Federal unemployment programs that Congress created earlier this year to pay gig workers and the long-term jobless are set to expire at the end of the month. The deal would continue the programs for 10 weeks, plus add about 10 weeks of new eligibility for people who already used up their benefits. The stimulus payments would be worth about $600 for adults with earnings beneath a certain threshold, plus $600 per dependent, according to the source.

In terms of helping the economy, the impact of the tradeoff is a bit murky. The Congressional Budget Office said in an analysis of the CARES Act that unemployment benefits might have had a slightly higher “fiscal multiplier” effect, meaning each dollar spent on unemployment theoretically resulted in a bigger aggregate spending increase than each dollar spent on stimulus checks. But both checks and benefits gave people money that they tended to spend pretty quickly.

Researchers at Columbia University found that unlike relief efforts in 2001 and 2008, the payments through the CARES Act were spent quickly and on essentials like catching up on late rent, paying the mortgage or buying food, rather than on more “durable goods” like electronics or appliances. In other words, people really need the cash.

Poverty researchers saw the stimulus checks as a novel approach to relief, in large part because they went to the really needy, like those with no income, in a way that more targeted benefits like unemployment insurance do not. But the first relief bill, which included four months of $600 federal unemployment insurance and a $1,200 check, didn’t force the same tradeoffs.

Several studies, including from the Urban Institute and Columbia, found the combination of the unemployment benefits and stimulus payments kept millions out of poverty over the summer.
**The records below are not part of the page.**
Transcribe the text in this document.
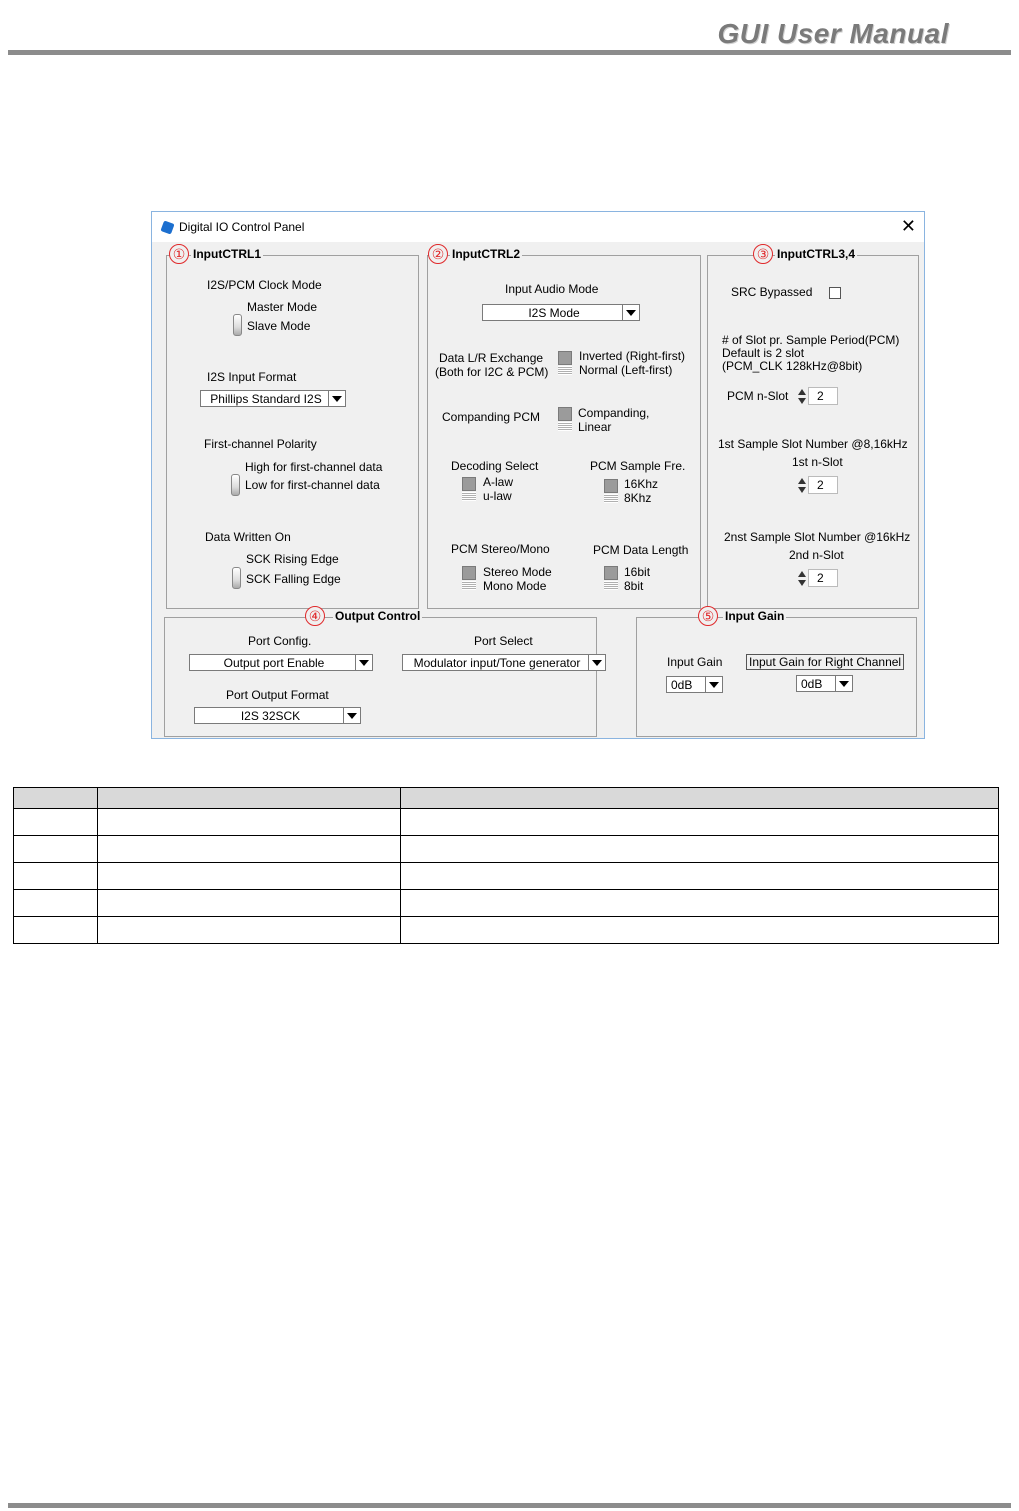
GUI User Manual
Digital IO Control Panel	✕
① InputCTRL1
I2S/PCM Clock Mode
Master Mode
Slave Mode
I2S Input Format
Phillips Standard I2S
First-channel Polarity
High for first-channel data
Low for first-channel data
Data Written On
SCK Rising Edge
SCK Falling Edge
② InputCTRL2
Input Audio Mode
I2S Mode
Data L/R Exchange
(Both for I2C & PCM)
Inverted (Right-first)
Normal (Left-first)
Companding PCM	Companding,
Linear
Decoding Select
A-law
u-law
PCM Sample Fre.
16Khz
8Khz
PCM Stereo/Mono
Stereo Mode
Mono Mode
PCM Data Length
16bit
8bit
③ InputCTRL3,4
SRC Bypassed
# of Slot pr. Sample Period(PCM)
Default is 2 slot
(PCM_CLK 128kHz@8bit)
PCM n-Slot	2
1st Sample Slot Number @8,16kHz
1st n-Slot
2
2nst Sample Slot Number @16kHz
2nd n-Slot
2
④	Output Control
Port Config.
Output port Enable
Port Select
Modulator input/Tone generator
Port Output Format
I2S 32SCK
⑤ Input Gain
Input Gain
0dB
Input Gain for Right Channel
0dB
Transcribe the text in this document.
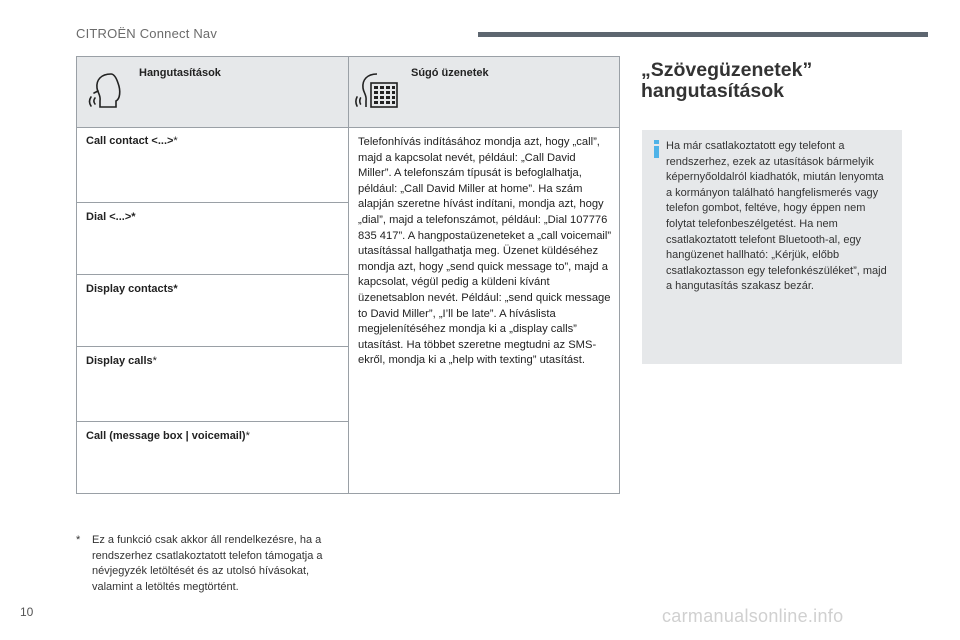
CITROËN Connect Nav
Hangutasítások	Súgó üzenetek
Call contact <...>*
Dial <...>*
Display contacts*
Display calls*
Call (message box | voicemail)*

Telefonhívás indításához mondja azt, hogy „call”, majd a kapcsolat nevét, például: „Call David Miller”. A telefonszám típusát is befoglalhatja, például: „Call David Miller at home”. Ha szám alapján szeretne hívást indítani, mondja azt, hogy „dial”, majd a telefonszámot, például: „Dial 107776 835 417”. A hangpostaüzeneteket a „call voicemail” utasítással hallgathatja meg. Üzenet küldéséhez mondja azt, hogy „send quick message to”, majd a kapcsolat, végül pedig a küldeni kívánt üzenetsablon nevét. Például: „send quick message to David Miller”, „I’ll be late”. A híváslista megjelenítéséhez mondja ki a „display calls” utasítást. Ha többet szeretne megtudni az SMS-ekről, mondja ki a „help with texting” utasítást.

* Ez a funkció csak akkor áll rendelkezésre, ha a rendszerhez csatlakoztatott telefon támogatja a névjegyzék letöltését és az utolsó hívásokat, valamint a letöltés megtörtént.

„Szövegüzenetek” hangutasítások

Ha már csatlakoztatott egy telefont a rendszerhez, ezek az utasítások bármelyik képernyőoldalról kiadhatók, miután lenyomta a kormányon található hangfelismerés vagy telefon gombot, feltéve, hogy éppen nem folytat telefonbeszélgetést. Ha nem csatlakoztatott telefont Bluetooth-al, egy hangüzenet hallható: „Kérjük, előbb csatlakoztasson egy telefonkészüléket”, majd a hangutasítás szakasz bezár.

10	carmanualsonline.info
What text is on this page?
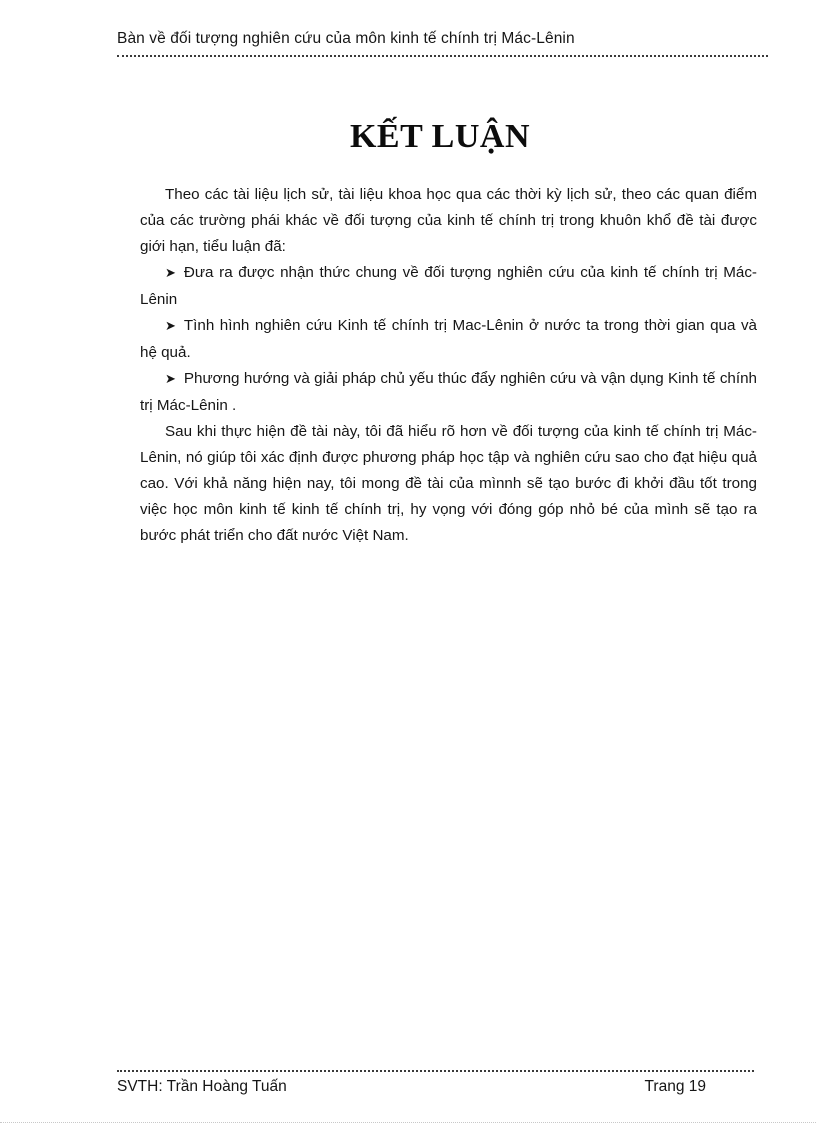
Bàn về đối tượng nghiên cứu của môn kinh tế chính trị Mác-Lênin
KẾT LUẬN

Theo các tài liệu lịch sử, tài liệu khoa học qua các thời kỳ lịch sử, theo các quan điểm của các trường phái khác về đối tượng của kinh tế chính trị trong khuôn khổ đề tài được giới hạn, tiểu luận đã:

➤ Đưa ra được nhận thức chung về đối tượng nghiên cứu của kinh tế chính trị Mác-Lênin

➤ Tình hình nghiên cứu Kinh tế chính trị Mac-Lênin ở nước ta trong thời gian qua và hệ quả.

➤ Phương hướng và giải pháp chủ yếu thúc đẩy nghiên cứu và vận dụng Kinh tế chính trị Mác-Lênin .

Sau khi thực hiện đề tài này, tôi đã hiểu rõ hơn về đối tượng của kinh tế chính trị Mác-Lênin, nó giúp tôi xác định được phương pháp học tập và nghiên cứu sao cho đạt hiệu quả cao. Với khả năng hiện nay, tôi mong đề tài của mìnnh sẽ tạo bước đi khởi đầu tốt trong việc học môn kinh tế kinh tế chính trị, hy vọng với đóng góp nhỏ bé của mình sẽ tạo ra bước phát triển cho đất nước Việt Nam.

SVTH: Trần Hoàng Tuấn	Trang 19
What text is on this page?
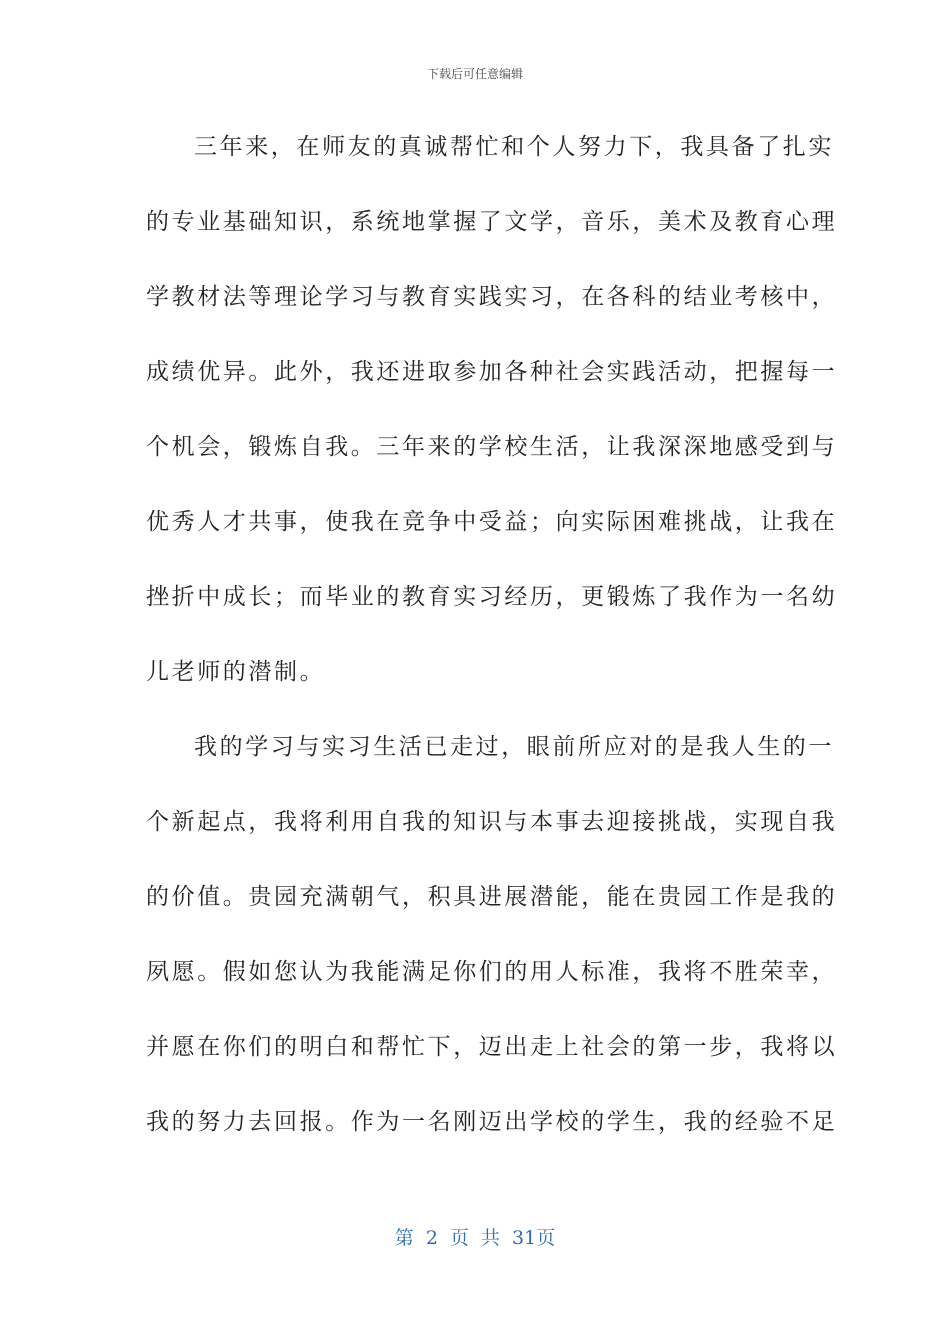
下载后可任意编辑
三年来，在师友的真诚帮忙和个人努力下，我具备了扎实
的专业基础知识，系统地掌握了文学，音乐，美术及教育心理
学教材法等理论学习与教育实践实习，在各科的结业考核中，
成绩优异。此外，我还进取参加各种社会实践活动，把握每一
个机会，锻炼自我。三年来的学校生活，让我深深地感受到与
优秀人才共事，使我在竞争中受益；向实际困难挑战，让我在
挫折中成长；而毕业的教育实习经历，更锻炼了我作为一名幼
儿老师的潜制。
我的学习与实习生活已走过，眼前所应对的是我人生的一
个新起点，我将利用自我的知识与本事去迎接挑战，实现自我
的价值。贵园充满朝气，积具进展潜能，能在贵园工作是我的
夙愿。假如您认为我能满足你们的用人标准，我将不胜荣幸，
并愿在你们的明白和帮忙下，迈出走上社会的第一步，我将以
我的努力去回报。作为一名刚迈出学校的学生，我的经验不足
第 2 页 共 31页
Now, Democrats are being forced to do that math, and it’s hard to parse out the benefits of one over the other. For the millions of Americans that find themselves unemployed during the pandemic, six weeks of unemployment benefits with an additional $300 amounts to $1,800 — three times what’s currently being proposed for the one-off stimulus check ― and that’s without factoring in the regular weekly payment to which the $300 is added.

Matt Bruenig, from the leftist think tank People’s Policy Project wrote Thursday that the “ideal solution” would be a repeat of the CARES Act, where both stimulus payments and unemployment insurance were doled out.

“If you have to choose between the two, it’s not at all clear which is the better of the two,” Bruenig wrote.

Asked to choose, James Ziliak, a professor at the University of Kentucky who runs the Center for Poverty Research, said this time around he’d prioritize getting unemployment benefits to wider group of people — including those who have been jobless for long periods of time — over the direct payments.

“I think the stimulus checks made sense in the first round because there was a lot of uncertainty over who was currently and who was likely to be affected by the shutdown,” Ziliak said, calling the checks a “leaky policy.”

While it does help as an anti-poverty measure for those without any income, it also would reach many Americans who likely have flexible work and aren’t hurting as badly, Ziliak said.

“It’s not very targeted for [those who] are really being hit, and those are the unemployed.”